Increased density of geothermal energy systems for greater CO2 reduction

Martin Bloemendal MSc PhD, Jan Willem Kooiman MSc

  • Start date
    01 Apr 2018
  • End date
    31 Mar 2020
  • Principal
    TKI Watertechnologie, KIBO
  • collaborating partners
    Deltares, IFtechnology, Gemeente Utrecht , Provincie Utrecht, BodemenergieNL, KIBO, TKI

To limit the extent of climate change, the Dutch government has signed agreements to cut back CO2 emissions in the Netherlands (UN, 2015). Geothermal energy is one of the techniques that has to contribute to achieving the CO2 emission reduction. The details of the energy agreement establish that the contribution of geothermal energy to the supply of renewable energy has to grow from 5 PJ in 2015 to more than 20 PJ in 2023. But geothermal energy’s potential is currently not exploited in an optimal manner. Aquifer thermal energy storage systems (ATES) accumulate in cities because they are installed near the buildings they supply with geothermal energy. In areas with high building density these systems can influence each other in the subsurface, but such mutual interaction is not possible or permitted under current regulations. The result is that the geothermal sources are kept far apart from each other, creating an artificial shortage of sources. This problem has also been signalled by the Geothermal Energy Knowledge Platform and included as a priority issue in their research agenda. This research project will explore the frameworks and conditions to make more intensive and efficient use of the subsurface for geothermal energy systems.


1: Gain insight into the performance of geothermal energy systems
This involves getting a clear picture of the relation between thermal losses in the subsurface and the total energy savings and costs of geothermal energy systems. This will take into account, in contrast to the situation in practice, the dependence of the efficiency of heat pumps on the temperature of the extracted groundwater, as well as the conditions of a building for the proper functioning of the system: for example, the delivery capacity of cooling within a building. After all, if the cold water lens in the subsurface becomes too warm, the building can no longer be cooled to the required level of comfort.

2: Determine the impact of an increase in the number of systems on total energy savings
This involves determining the overall energy savings in an area resulting from the increase in the density of geothermal energy systems, while taking into account the minimum operational requirements for an individual system. We will study whether collective geothermal energy systems can reduce spatial use. We will also consider the financial implications with regard to the operational costs.
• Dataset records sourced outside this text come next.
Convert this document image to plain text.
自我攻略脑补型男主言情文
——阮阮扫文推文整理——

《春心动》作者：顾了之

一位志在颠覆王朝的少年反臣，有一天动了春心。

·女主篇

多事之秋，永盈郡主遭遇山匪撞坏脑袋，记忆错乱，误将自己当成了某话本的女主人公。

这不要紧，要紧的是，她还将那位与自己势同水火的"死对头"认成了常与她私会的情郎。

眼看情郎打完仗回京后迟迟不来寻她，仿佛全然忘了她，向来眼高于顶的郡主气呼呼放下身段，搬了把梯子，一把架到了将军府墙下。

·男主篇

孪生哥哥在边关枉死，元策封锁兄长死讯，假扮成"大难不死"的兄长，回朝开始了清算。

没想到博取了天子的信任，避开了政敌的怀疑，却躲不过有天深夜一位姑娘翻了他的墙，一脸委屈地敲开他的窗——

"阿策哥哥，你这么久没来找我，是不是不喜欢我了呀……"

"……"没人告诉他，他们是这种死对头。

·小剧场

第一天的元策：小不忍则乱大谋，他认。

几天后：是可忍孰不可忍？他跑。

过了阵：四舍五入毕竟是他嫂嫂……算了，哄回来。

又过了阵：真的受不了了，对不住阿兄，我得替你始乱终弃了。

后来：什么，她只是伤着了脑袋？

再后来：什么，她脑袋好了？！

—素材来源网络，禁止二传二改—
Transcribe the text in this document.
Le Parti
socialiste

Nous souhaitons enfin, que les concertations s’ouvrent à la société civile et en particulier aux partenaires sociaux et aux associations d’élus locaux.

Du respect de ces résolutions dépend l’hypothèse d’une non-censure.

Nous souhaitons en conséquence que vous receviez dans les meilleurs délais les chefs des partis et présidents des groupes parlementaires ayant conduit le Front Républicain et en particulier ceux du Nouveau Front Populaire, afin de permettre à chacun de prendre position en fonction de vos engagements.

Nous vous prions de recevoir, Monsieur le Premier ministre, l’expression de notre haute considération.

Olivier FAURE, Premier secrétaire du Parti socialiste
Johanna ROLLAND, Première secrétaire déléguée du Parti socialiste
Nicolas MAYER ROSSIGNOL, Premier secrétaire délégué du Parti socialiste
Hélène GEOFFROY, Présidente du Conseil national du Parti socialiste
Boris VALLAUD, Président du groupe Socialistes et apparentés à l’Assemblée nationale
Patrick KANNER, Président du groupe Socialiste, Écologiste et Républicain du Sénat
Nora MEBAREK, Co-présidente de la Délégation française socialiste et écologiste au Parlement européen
3: Determine the optimal/maximum density of systems in the subsurface
Currently a licensing authority disposes of no general criteria to clearly assess the thermal influence of an additional geothermal energy system. This is why in cases of thermal influence, following the precautionary principle, no license is issued for the new system. We would like to break this logjam by:

  • Conducting simulations of energy losses resulting from the interaction of several systems in the subsurface.
  • Establishing a uniformly applicable assessment framework for the mutual interaction of geothermal energy systems.

We will take seasonal variations into account and compare a situation in which many individual systems are used with the use of a single collective system.

The theoretical studies for activities 1,2 and 3 will produce uniform assessment criteria and management instruments for geothermal energy systems in congested areas.

4: Examine high density in practice
We will apply the criteria and management instruments we develop to the case of the Utrecht Oost station area. Together with our partners, we will determine whether the criteria and management instruments are satisfactory or need to be adjusted. In this phase, we will work with the authorities concerned (provinces and municipalities) to establish where the opportunities exist in the current regulatory framework. If the regulations appear to be constraining we will make recommendations to modify them. This will also involve doing simulations to test whether the generic instruments and criteria meet the expectations.

The established and validated assessment criteria and management instruments will then be evaluated and further elaborated into a concrete proposition for the design and planning of geothermal energy systems in congested areas. To build support for the implementation, it will be necessary to organise a workshop to discuss and reflect on the proposition with the remaining stakeholders: other provinces, municipalities and market players.


This research will produce the following substantive results:

  • Insight into the extent to which heat/cold loss in the subsurface is acceptable before it has a significant impact on the energy savings of a geothermal energy system.
  • Insight into how much extra energy savings can be made in areas with geothermal energy systems.
  • Insight into which soil and system properties have the most impact on mutual interaction and how ‘busyness’ can be uniformly quantified; and insight into what levels of busyness require supplementary regulatory measures and when they are not required.
  • Insight into the impact of the extension of geothermal energy systems on groundwater quality.
  • A uniform framework with assessment criteria and management instruments for geothermal energy systems in congested areas. The framework will be directly applicable in all areas of the Netherlands where many geothermal energy systems are installed.

Overview of hot and cold groundwater lenses in an urban area.